Head to Installation — you'll run pnpm install and get the site on localhost:3000 in about 10 minutes.

Troubleshooting

"I paid but didn't get the GitHub invitation email"

  1. Check spam / promotions folder — GitHub sends from noreply@github.com, which some filters flag
  2. Check your GitHub notifications directly — go to github.com/notifications → check for pending repository invitations in the inbox
  3. Check your GitHub account invites page — the URL is github.com/<repo>/invitations or check your settings

GitHub pending repository invitations

  1. Double-check the GitHub username you entered in Polar — typos are the #1 cause. If it's wrong, contact the seller so they can re-grant access to the correct username.
  2. Still nothing after 10 minutes? Contact the seller with your Polar order ID — they can re-trigger the grant manually.

"I got the Polar confirmation but not the GitHub invite"

This usually means the GitHub username you entered at checkout either:

  • Doesn't exist on GitHub (typo)
  • Has notifications disabled for repo invitations

Ask the seller to re-grant access, or open GitHub Settings → Notifications and enable email for repository invitations.

"Forking is disabled for this repository"

The seller may have disabled forks in repo settings (rare). Use Option B (clone + new repo) instead — you get the same end result.

"I forked, but I want to remove the 'forked from' label"

You can't detach a fork from the upstream via GitHub UI. Workaround:

  1. Create a brand-new private repo on your account
  2. git remote set-url origin <new-repo-url>
  3. git push -u origin main
  4. Delete the old fork from GitHub (Settings → Danger Zone → Delete)

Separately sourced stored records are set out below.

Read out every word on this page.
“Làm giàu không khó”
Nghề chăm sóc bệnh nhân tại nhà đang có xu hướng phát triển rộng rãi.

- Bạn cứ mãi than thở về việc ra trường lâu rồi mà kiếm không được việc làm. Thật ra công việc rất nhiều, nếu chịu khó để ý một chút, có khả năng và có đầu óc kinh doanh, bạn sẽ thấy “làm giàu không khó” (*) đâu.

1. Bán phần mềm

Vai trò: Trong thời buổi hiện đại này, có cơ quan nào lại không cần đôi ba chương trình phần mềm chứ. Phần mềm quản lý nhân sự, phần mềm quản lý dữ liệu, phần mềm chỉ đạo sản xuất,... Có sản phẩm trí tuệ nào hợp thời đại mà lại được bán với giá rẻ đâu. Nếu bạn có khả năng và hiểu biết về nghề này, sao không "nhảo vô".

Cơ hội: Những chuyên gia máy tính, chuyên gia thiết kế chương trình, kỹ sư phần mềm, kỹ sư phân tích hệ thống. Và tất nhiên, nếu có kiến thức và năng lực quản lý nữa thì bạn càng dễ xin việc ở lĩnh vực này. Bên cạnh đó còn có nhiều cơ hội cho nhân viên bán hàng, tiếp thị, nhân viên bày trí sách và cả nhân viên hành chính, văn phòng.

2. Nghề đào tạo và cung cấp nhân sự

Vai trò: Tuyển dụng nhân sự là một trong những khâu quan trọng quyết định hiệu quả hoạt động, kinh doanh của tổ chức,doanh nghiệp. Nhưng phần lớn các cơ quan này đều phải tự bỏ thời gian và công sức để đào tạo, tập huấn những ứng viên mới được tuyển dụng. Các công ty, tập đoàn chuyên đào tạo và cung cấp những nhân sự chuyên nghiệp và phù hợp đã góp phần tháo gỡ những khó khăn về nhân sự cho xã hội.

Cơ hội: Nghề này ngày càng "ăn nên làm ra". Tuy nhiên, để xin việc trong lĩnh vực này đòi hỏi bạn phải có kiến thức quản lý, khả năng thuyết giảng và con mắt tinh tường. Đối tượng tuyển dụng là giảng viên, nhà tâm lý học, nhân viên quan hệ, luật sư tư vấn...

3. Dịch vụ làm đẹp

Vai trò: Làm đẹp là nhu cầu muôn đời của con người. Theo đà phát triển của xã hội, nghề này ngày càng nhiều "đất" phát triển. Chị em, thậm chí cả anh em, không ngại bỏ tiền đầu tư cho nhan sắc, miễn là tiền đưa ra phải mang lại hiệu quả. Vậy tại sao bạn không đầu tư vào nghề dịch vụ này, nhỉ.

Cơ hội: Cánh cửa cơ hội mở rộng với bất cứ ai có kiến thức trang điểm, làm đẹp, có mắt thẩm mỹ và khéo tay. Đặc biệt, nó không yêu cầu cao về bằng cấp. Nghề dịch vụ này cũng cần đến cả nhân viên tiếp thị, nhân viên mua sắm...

"Sync fork gives me merge conflicts"

When you've customized config/*.config.ts and the upstream updates those same files, GitHub can't auto-merge. Options:

  • Use GitHub's web UI: it'll show conflicts and let you resolve in-browser
  • Pull locally: git fetch upstream && git merge upstream/main, resolve conflicts in your editor, commit, push

Once you have the code and the installation is done, you rarely need to sync upstream — boilerplate updates are optional. Only sync when the seller announces a meaningful release.